Tighter budgets also mean a harder time convincing users to move away from freemium, free trials, and free forever models. These bottom-up strategies are great for foot-in-the-door lead gen and organic growth through network sharing. But they must be deployed strategically and with a built-in plan for upselling. 

Deciding between freemium and free trial models is a big deal, so we‘ve covered it more fully in our SaaS Series: Giving it away for free.

But the great thing about both is that they provide a basis for growing your outbound sales team, as your free users encompass a ready-made database of warm leads.

Help sellers learn

There’s marketing and there’s selling, and too often the twain don’t meet. But marketing insights paired with some clever marketing copy can help sellers close deals.

Patricia Fripp of Fripp VT called this the “situation, solution, success” story.

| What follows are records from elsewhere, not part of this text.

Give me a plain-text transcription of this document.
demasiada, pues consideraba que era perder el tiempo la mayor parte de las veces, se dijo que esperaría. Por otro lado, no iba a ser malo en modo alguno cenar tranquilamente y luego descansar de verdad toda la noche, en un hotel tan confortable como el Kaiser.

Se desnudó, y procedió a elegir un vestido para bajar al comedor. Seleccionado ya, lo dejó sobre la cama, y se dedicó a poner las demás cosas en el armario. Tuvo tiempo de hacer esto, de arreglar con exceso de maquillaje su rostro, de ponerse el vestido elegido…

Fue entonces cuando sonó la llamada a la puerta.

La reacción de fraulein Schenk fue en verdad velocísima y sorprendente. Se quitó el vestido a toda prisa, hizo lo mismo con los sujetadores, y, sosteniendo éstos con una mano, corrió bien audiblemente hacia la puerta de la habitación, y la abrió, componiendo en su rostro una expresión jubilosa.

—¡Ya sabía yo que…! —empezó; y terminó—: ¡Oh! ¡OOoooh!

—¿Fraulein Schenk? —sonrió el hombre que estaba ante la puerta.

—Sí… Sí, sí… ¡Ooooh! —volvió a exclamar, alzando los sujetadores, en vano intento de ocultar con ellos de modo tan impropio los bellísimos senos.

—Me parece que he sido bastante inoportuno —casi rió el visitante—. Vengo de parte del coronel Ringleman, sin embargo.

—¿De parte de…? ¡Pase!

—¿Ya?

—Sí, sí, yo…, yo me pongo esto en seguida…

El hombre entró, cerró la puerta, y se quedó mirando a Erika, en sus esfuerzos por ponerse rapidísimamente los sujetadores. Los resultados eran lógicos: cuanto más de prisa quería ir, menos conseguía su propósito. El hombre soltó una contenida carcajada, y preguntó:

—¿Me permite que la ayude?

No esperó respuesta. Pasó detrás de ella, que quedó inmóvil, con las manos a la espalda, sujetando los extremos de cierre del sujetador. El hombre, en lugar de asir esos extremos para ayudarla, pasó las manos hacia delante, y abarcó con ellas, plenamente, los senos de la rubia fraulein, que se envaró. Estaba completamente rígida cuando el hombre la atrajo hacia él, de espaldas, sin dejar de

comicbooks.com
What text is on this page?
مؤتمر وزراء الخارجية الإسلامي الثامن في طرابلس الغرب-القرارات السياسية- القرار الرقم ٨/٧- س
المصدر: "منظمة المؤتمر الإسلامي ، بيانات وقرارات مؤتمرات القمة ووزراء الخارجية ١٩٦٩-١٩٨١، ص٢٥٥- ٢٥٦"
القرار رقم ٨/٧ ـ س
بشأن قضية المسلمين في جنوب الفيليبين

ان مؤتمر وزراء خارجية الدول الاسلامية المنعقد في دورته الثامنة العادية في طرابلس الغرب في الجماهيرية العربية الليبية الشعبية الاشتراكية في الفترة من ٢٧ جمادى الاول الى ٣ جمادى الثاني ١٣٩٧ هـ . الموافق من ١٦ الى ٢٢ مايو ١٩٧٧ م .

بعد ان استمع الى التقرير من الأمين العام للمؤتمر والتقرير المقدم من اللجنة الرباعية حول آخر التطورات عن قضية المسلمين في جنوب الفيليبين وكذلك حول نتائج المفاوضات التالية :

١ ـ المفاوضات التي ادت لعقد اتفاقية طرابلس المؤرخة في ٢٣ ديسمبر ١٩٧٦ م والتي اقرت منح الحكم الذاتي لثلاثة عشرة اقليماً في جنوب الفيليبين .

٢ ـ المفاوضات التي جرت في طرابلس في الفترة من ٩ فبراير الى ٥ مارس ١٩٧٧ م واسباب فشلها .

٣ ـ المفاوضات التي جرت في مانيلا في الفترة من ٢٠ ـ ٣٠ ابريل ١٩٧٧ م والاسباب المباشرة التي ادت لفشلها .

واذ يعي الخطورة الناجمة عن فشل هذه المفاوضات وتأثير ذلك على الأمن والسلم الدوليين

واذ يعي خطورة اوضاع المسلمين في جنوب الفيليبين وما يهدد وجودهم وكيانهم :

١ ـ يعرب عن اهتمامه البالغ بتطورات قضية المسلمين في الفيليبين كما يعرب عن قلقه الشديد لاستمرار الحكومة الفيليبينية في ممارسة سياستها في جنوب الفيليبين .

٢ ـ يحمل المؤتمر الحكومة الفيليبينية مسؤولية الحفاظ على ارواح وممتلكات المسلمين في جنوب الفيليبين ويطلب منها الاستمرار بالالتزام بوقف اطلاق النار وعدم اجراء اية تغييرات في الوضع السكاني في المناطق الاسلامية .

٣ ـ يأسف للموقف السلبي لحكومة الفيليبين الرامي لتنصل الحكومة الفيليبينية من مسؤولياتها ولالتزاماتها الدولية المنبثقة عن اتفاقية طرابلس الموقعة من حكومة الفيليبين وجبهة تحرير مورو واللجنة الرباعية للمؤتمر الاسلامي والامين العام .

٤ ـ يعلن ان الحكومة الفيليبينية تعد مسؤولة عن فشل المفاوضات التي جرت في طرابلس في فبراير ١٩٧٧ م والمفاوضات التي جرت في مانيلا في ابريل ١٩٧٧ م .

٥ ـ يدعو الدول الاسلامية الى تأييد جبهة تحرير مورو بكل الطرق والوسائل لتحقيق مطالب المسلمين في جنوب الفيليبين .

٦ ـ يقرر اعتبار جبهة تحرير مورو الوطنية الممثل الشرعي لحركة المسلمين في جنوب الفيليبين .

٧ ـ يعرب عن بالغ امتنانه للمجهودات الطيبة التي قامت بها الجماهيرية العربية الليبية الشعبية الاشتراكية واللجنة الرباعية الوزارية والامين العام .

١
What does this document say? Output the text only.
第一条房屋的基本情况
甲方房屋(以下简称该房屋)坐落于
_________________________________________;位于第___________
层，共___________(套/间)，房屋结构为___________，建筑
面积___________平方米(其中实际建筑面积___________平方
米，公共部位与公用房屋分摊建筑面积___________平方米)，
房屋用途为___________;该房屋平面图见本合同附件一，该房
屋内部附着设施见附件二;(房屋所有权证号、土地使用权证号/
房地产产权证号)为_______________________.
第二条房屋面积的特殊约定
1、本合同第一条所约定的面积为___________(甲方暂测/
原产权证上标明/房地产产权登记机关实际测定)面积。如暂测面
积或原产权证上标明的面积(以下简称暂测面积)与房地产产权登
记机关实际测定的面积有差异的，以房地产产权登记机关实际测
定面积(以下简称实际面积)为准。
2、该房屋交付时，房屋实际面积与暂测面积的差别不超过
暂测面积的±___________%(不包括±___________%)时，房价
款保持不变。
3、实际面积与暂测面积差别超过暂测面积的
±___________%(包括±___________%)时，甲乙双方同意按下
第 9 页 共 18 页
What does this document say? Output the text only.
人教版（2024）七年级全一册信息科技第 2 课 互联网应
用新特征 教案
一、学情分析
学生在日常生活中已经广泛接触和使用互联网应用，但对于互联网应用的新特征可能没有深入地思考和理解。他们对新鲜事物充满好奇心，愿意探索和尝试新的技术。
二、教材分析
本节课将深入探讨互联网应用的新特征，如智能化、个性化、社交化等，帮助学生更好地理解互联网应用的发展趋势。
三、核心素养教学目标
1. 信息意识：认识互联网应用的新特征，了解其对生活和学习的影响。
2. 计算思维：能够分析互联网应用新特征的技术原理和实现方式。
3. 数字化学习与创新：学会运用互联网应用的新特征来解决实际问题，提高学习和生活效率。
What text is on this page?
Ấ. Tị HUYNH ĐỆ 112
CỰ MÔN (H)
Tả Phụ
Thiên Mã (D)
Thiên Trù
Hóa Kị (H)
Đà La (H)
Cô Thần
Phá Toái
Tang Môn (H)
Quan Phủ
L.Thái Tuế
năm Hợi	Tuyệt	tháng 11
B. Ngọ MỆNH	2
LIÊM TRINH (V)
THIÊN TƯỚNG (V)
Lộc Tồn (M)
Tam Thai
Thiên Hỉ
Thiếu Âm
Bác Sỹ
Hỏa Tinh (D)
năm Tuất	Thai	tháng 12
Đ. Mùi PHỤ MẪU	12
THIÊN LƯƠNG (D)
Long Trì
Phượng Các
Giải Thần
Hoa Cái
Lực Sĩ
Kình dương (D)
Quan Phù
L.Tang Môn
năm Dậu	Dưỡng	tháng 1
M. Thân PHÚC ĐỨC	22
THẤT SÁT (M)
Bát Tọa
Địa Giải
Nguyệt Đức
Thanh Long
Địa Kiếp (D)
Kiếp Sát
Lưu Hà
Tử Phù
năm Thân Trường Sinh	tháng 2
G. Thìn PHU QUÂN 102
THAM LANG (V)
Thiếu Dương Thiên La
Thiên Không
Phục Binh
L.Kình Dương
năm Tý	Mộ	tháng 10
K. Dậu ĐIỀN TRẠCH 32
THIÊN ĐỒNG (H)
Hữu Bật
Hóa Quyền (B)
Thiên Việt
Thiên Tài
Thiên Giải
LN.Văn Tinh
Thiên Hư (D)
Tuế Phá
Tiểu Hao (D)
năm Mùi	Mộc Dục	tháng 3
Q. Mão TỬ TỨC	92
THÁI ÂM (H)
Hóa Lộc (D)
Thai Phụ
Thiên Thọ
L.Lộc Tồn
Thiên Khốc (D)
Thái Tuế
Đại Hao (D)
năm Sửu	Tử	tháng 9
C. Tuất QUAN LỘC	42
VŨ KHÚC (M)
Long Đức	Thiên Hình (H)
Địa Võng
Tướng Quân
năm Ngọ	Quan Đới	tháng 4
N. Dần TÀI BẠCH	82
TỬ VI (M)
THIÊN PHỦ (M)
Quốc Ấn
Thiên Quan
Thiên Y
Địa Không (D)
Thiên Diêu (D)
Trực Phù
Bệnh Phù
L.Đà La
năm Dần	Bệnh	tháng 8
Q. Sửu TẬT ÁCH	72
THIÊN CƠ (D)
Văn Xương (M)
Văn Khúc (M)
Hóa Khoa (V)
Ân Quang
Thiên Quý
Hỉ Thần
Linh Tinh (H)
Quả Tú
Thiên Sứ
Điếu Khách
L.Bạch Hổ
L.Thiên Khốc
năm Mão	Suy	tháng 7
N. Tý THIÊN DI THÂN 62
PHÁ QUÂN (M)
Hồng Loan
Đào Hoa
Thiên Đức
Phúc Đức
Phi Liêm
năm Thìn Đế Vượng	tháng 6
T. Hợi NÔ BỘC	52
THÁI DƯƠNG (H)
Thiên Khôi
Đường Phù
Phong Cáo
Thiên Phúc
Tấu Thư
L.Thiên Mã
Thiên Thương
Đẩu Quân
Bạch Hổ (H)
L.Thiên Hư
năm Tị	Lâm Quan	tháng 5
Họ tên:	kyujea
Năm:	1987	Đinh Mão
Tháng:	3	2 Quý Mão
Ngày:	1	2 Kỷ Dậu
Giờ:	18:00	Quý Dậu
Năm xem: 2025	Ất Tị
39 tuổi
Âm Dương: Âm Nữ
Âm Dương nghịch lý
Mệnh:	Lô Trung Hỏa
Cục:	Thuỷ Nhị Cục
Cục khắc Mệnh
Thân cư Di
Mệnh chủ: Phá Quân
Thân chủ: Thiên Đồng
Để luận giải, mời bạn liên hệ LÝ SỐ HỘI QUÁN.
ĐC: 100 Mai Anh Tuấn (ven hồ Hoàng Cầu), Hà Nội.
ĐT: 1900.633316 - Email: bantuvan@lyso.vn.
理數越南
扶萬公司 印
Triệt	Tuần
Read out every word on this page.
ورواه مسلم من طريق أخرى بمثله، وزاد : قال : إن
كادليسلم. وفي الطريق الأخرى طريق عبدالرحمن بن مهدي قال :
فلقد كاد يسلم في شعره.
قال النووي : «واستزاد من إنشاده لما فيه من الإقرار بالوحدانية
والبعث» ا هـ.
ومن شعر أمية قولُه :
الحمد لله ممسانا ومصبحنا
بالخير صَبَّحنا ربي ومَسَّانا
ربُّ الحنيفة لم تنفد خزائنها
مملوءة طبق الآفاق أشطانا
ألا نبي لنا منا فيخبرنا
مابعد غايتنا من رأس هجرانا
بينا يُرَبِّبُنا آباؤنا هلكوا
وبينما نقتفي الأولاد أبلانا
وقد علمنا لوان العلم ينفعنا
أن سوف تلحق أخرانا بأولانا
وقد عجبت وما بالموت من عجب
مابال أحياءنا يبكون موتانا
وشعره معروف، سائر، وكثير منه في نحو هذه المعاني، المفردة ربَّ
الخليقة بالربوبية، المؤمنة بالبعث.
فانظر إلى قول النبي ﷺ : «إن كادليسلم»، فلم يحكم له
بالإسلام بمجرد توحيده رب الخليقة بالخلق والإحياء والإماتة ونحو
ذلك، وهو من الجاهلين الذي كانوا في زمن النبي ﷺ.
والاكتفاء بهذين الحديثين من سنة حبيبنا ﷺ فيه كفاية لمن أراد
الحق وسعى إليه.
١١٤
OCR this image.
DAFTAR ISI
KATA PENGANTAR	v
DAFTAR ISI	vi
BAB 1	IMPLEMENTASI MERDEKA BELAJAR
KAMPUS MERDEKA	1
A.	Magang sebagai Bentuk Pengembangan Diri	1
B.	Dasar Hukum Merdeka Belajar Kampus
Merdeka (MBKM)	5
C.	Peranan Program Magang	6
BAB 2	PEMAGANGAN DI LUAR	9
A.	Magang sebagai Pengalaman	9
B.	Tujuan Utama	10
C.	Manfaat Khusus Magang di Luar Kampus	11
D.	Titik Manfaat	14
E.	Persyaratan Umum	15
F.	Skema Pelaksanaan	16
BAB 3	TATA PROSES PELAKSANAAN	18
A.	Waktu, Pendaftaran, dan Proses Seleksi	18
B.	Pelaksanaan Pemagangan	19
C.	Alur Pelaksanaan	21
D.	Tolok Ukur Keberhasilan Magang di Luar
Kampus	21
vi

No one wants to be the test subject – customers like to do what other customers have done. Gather case studies and examples that sellers can present to show real impact your product has made for others.

Help customers learn

The excitement of subscribing is a short-burning flame. 

The slightest barrier to understanding or convenience will have new sign-ups (and therefore potential paying customers) abandoning your software for something else, or going back to their old pen and paper/Google Suite ways.  

It’s annoying to experimentally browse a new SaaS platform and get instantly bombarded with pop ups and prompts to upgrade. But the odd, gentle on-page notification or welcome email offering tips and tutorials can capture that fragile attention span before it snaps. 

The consumerization of enterprise means you can be friendly, informal, or even a little cheeky in the way you approach new users. The huge shift in the way people discover SaaS means you’re often talking to end-users rather than corporate heads.

Miro sends once-weekly emails containing a product guide or new feature update. Trello has a bot called Taco who does the same. The content is short-form, succinct, and non-invasive.  

In freemium models, you have to know when to strike. That means delivering value first, and in a slightly Machiavellian way, giving the user time to become reliant on it. 

Because of how user-led SaaS discover now is, lead gen is the easy part. More pressing is knowing the portion of your user base you should be actively selling to. 

Circling back to knowing your own pain points before you GTM, barking up the wrong decision making tree is probably one of the most common.

Many users will be perfectly happy on their free versions. Many won’t be final decision makers. A big percentage will never upgrade. 

It’s about identifying and targeting that 10, 15, or 20% of customers who will pay, and keeping costs down in supporting those who won’t.